Viewed this way, linear-op[C] is the composition of linear-op[A] and linear-op[B]. If you prefer to choose a basis and think in terms of coordinates, matrix(C) = matrix(A)*matrix(B).

The ideas that I've sketched above work for tensors with more than two components, and you can apply them repeatedly in order to talk about double contractions and so forth. You can even contract different components of a single tensor against each other. For a rank two tensor, this self-contraction is called a trace -- in matrix terms, it can be thought of as a sum of the diagonal elements, or as a sum of eigenvalues. One advantage to a coordinate-free development of tensor ideas is that statements like the trace of a matrix is invariant under similarity transformations to the matrix become tautologies. Of course the trace doesn't depend on the coordinate system; you don't even need a choice of basis to define it! Beside taking traces, another common tensor operation is to raise or lower some index -- that is, change a tensor whose kth argument is in V into a tensor whose kth argument is in V*, or vice-versa. If V has a dot product, there's a natural way to achieve this transformation: the dot product is a rank two tensor on V times V, and raising and lowering indices just involves contracting with the this tensor. Or, if you prefer, you can use the dot product to define an isomorphism between V and V*, and raising or lowering the kth index just involves composing the tensor with this isomorphism in the kth argument.

Isn't this fun? I could do it all day... and some days I do. And all this beautiful mess rests on a single idea: the idea of a dual space. The difficulty of tensor algebra is not that the basic idea is difficult: it's a deep idea, but ultimately not a complex idea. The real difficulty of tensor analysis is notation. We usually write from left to right, and we have a simple mental model of the notation for function evaluation: inputs come in on the right, and go out on the left. If you're comfortable with linear algebraic notation, you might not even bother with any special symbol to indicate that operations are composed: you might just write the composition of operators A and B as AB. We could draw a graph with arrows pointing from inputs to outputs, and it would form a straight line; for more complicated problems in which functions can have multiple inputs, it would form a tree (a parse tree for the expression, if you like). When we introduce the idea of duality, this mental picture gets confused: if I have a functional f and a vector v, should I draw an arrow to indicate that the vector is an input to the functional, or (using eval-at) should I draw an arrow to indicate that the functional is an input to the vector? When I introduce higher-rank tensors things get even more complicated.
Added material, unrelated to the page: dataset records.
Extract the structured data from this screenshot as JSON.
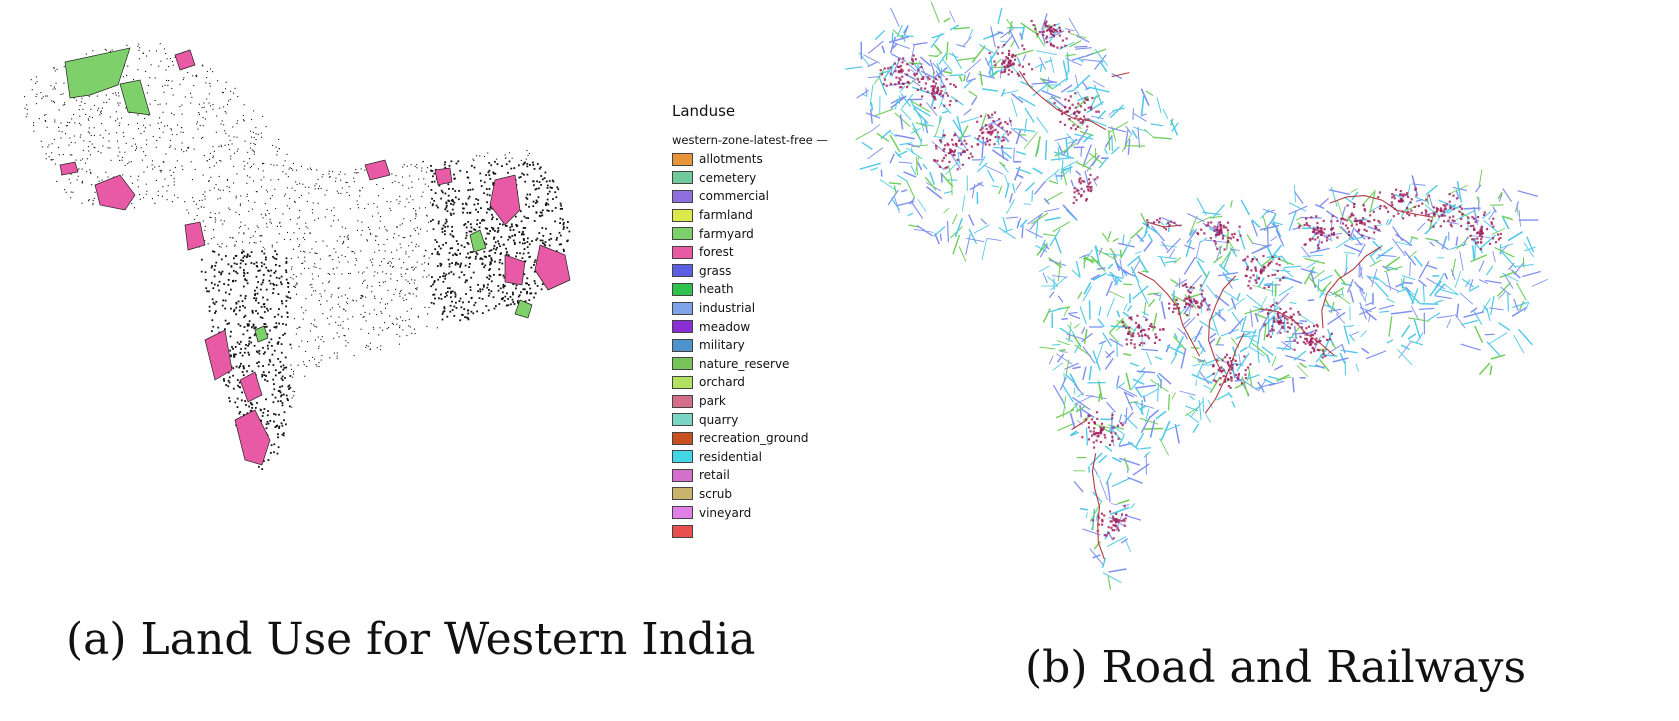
{
  "panel_a": {
    "caption": "(a) Land Use for Western India",
    "legend": {
      "title": "Landuse",
      "layer": "western-zone-latest-free — g",
      "items": [
        {
          "label": "allotments",
          "color": "#e8953a"
        },
        {
          "label": "cemetery",
          "color": "#6fc99a"
        },
        {
          "label": "commercial",
          "color": "#8f6fe0"
        },
        {
          "label": "farmland",
          "color": "#dde84a"
        },
        {
          "label": "farmyard",
          "color": "#7ed06a"
        },
        {
          "label": "forest",
          "color": "#e85aa6"
        },
        {
          "label": "grass",
          "color": "#5b5ee0"
        },
        {
          "label": "heath",
          "color": "#2ec24e"
        },
        {
          "label": "industrial",
          "color": "#7fa3ea"
        },
        {
          "label": "meadow",
          "color": "#8a2fd6"
        },
        {
          "label": "military",
          "color": "#4f93cc"
        },
        {
          "label": "nature_reserve",
          "color": "#78c45a"
        },
        {
          "label": "orchard",
          "color": "#b2e060"
        },
        {
          "label": "park",
          "color": "#d36e8a"
        },
        {
          "label": "quarry",
          "color": "#79d6c6"
        },
        {
          "label": "recreation_ground",
          "color": "#c8501e"
        },
        {
          "label": "residential",
          "color": "#42d6e6"
        },
        {
          "label": "retail",
          "color": "#d46fcc"
        },
        {
          "label": "scrub",
          "color": "#c9b46e"
        },
        {
          "label": "vineyard",
          "color": "#e07fe6"
        },
        {
          "label": "",
          "color": "#e85050"
        }
      ]
    }
  },
  "panel_b": {
    "caption": "(b) Road and Railways",
    "colors": {
      "roads_light": "#4fc9e8",
      "roads_blue": "#7f8ff0",
      "roads_green": "#6fce5a",
      "urban": "#a0225e",
      "rail": "#b03a40"
    }
  }
}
If I were to draw a graph to denote the flow of information in a general tensor contraction, I would not only have no idea which direction the arrows should point, but I would have to allow the arrows to form a topology much more general than a tree (if done in the obvious way).

So how do you actually compute with tensors, when it's so difficult to denote what's acting on what? You give labels to the arguments, and give rules for how the labels connect to each other. Usually this is done at the same time one chooses a basis: the result is indicial algebra, which is very natural for computation, but which hides the real nature of tensor algebra (and wreaks havoc on one's eyesight). Another way to denote how tensor contractions work is to draw a graph of how arguments are attached to each other by contraction; this approach gives you tensor diagrams. Perhaps unsurprisingly, I learned about tensor diagrams from a computer scientist, not a mechanician or a mathematician: if we can turn a problem into a graph operation, we probably will.

The other thing that I think causes immense confusion is that tensor algebra often is described only briefly as a first step to describing tensor calculus. That step, too, looks and sounds much more complicated than it really is. But this is a topic for another day.